The question of how to lower the cost of providing health care seems to be as persistent as it is vexing. The fact that all avenues being explored by the current crop of decision makers appear to point in one direction – the eventual adoption of a “single payer” or some other centralized system – ensures the question will persist to vex for quite some time to come.
A couple of years back, Colorado state legislators and the oracles at the State Division of Insurance cooked up what they reckoned was a brilliant plan to ostensibly arrest the price of health insurance in the individual and small-group markets. The law they passed created a (rather generous) state government-backed public health plan, christened the “Colorado Option”; required every insurance carrier in the state to include it in their offerings; and further required them to lower the premiums of those plans by 5% in the first year, 10% the second and 15% by 2025. The idea was that the government option would be the least expensive, doing two things: one, providing a low-cost plan that would be available to anyone in those markets that wanted it, and two, putting pressure on the carriers to lower the prices of their own offerings. It was a rather unprecedented injection of government into the health care market, but since it was draped in terms like “market-based” and “increasing competition,” that made it A-okay.
Stay up to speed: Sign-up for daily opinion in your inbox Monday-Friday
Two years on, we have reached the much-anticipated inaugural year of implementation for the scheme, and the question is materializing here and there as to whether it has been worth the effort. It is a question worth exploring, especially in light of a recently released study by the actuarial consulting firm NovaRest. It informs us that in fact in nearly every county in the state, the Colorado Option plan is not the least expensive. This is so for 60 (out of 64) counties in the bronze-tier, 54 in the silver tier and 32 in the gold tier. Oops.
Moreover, the authors of the report tell us that the overwhelming majority of the benefit-packed Colorado Option plans – 85% – failed to meet their 5% premium reduction targets, despite the Division’s fiat that they simply do so.
Now that datum certainly makes things uncomfortable for the scheme’s backers – it is rather difficult to envision the plan’s reaching the even more chimerical 10% and 15% reductions in 2024 and 2025. And indeed, it turns out that for 2024 no carrier in the state (with the sole exception of Denver Health, which is a pretty minor player in that market) will be able to meet that 10% reduction target. Uncomfortable though the data are, the findings are not especially surprising.

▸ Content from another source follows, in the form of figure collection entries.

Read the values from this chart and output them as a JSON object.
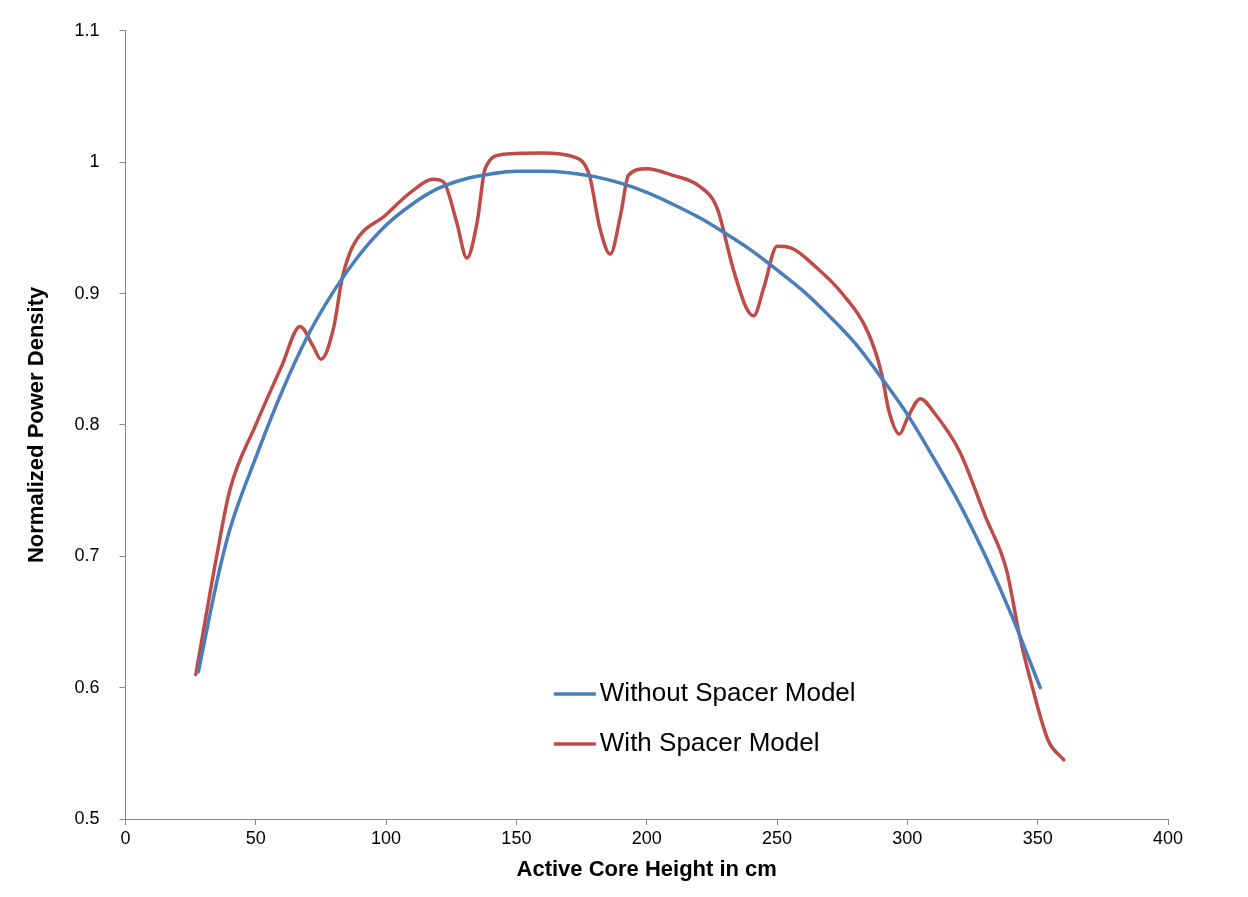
{
  "chart_data": {
    "type": "line",
    "xlabel": "Active Core Height in cm",
    "ylabel": "Normalized Power Density",
    "xlim": [
      0,
      400
    ],
    "xticks": [
      0,
      50,
      100,
      150,
      200,
      250,
      300,
      350,
      400
    ],
    "ylim": [
      0.5,
      1.1
    ],
    "yticks": [
      0.5,
      0.6,
      0.7,
      0.8,
      0.9,
      1,
      1.1
    ],
    "grid": false,
    "legend": "bottom",
    "marker": "none",
    "line_style": "solid",
    "series": [
      {
        "name": "Without Spacer Model",
        "color": "#4a7ebb",
        "x": [
          28,
          35,
          40,
          50,
          60,
          70,
          80,
          90,
          100,
          110,
          120,
          130,
          140,
          150,
          160,
          170,
          180,
          190,
          200,
          210,
          220,
          230,
          240,
          250,
          260,
          270,
          280,
          290,
          300,
          310,
          320,
          330,
          340,
          351
        ],
        "values": [
          0.612,
          0.68,
          0.72,
          0.775,
          0.825,
          0.868,
          0.902,
          0.93,
          0.952,
          0.968,
          0.98,
          0.987,
          0.991,
          0.993,
          0.993,
          0.992,
          0.989,
          0.984,
          0.977,
          0.968,
          0.958,
          0.946,
          0.933,
          0.918,
          0.902,
          0.883,
          0.862,
          0.836,
          0.808,
          0.775,
          0.74,
          0.7,
          0.655,
          0.6
        ]
      },
      {
        "name": "With Spacer Model",
        "color": "#be4b48",
        "x": [
          27,
          35,
          40,
          50,
          60,
          67,
          72,
          75,
          80,
          83,
          87,
          100,
          110,
          118,
          122,
          127,
          131,
          135,
          138,
          145,
          160,
          172,
          178,
          182,
          186,
          190,
          193,
          200,
          210,
          220,
          227,
          233,
          238,
          241,
          245,
          250,
          255,
          265,
          275,
          285,
          290,
          293,
          297,
          300,
          305,
          310,
          320,
          330,
          338,
          343,
          348,
          354,
          360
        ],
        "values": [
          0.61,
          0.7,
          0.75,
          0.8,
          0.845,
          0.875,
          0.86,
          0.85,
          0.875,
          0.91,
          0.935,
          0.96,
          0.978,
          0.987,
          0.985,
          0.955,
          0.927,
          0.955,
          0.995,
          1.006,
          1.007,
          1.004,
          0.99,
          0.95,
          0.93,
          0.96,
          0.99,
          0.995,
          0.99,
          0.982,
          0.965,
          0.92,
          0.89,
          0.883,
          0.905,
          0.936,
          0.935,
          0.92,
          0.9,
          0.87,
          0.84,
          0.81,
          0.793,
          0.805,
          0.82,
          0.81,
          0.78,
          0.73,
          0.69,
          0.64,
          0.6,
          0.56,
          0.545
        ]
      }
    ]
  }
}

The insurance carriers, in comments on their initial filings reporting on whether or not they anticipate meeting the state’s premium reduction targets, pretty much universally said that those targets are unrealistic and actuarially unsound. One cannot simply wave a magic wand or issue a decree to make costs go away. And a main reason why the costs of insurance are so high is the plethora of mandated coverages. For decades now, well before the Colorado Option was in place, the federal and several state governments, in an effort to maintain the impression of progressive concern for their constituents, have piled on mandated benefit after mandated benefit. In 1970, there were 30 mandated health insurance benefits in the United States. Today there are more than 1,400 at the state and federal level. All are attached to an arbitrary government ledger that arrogates to know what the acceptable price for an appendectomy is.
Providers are the next target. The public option law already calls for cutting reimbursement rates to doctors and hospitals – which has been done, and is still not enough to make the artificial utopic premium targets achievable. Already there is talk of imposing rate setting on hospitals, a form of price control. It is useful to note, again, that when we are talking “free” health care, we mean health care that is paid for by someone else.
The problem of medical costs may continue to vex, but we know what not to do; just as we know not to wrap a dirty bandage around a bleeding finger, we should not be wrapping rising health costs with the dirty bandage of wage and price controls. From there, it would be good if the DOI took a realistic, non-dogmatic look at what the consequences of the Colorado option have been and proceed accordingly.
Kelly Sloan is a political and public affairs consultant and a recovering journalist based in Denver.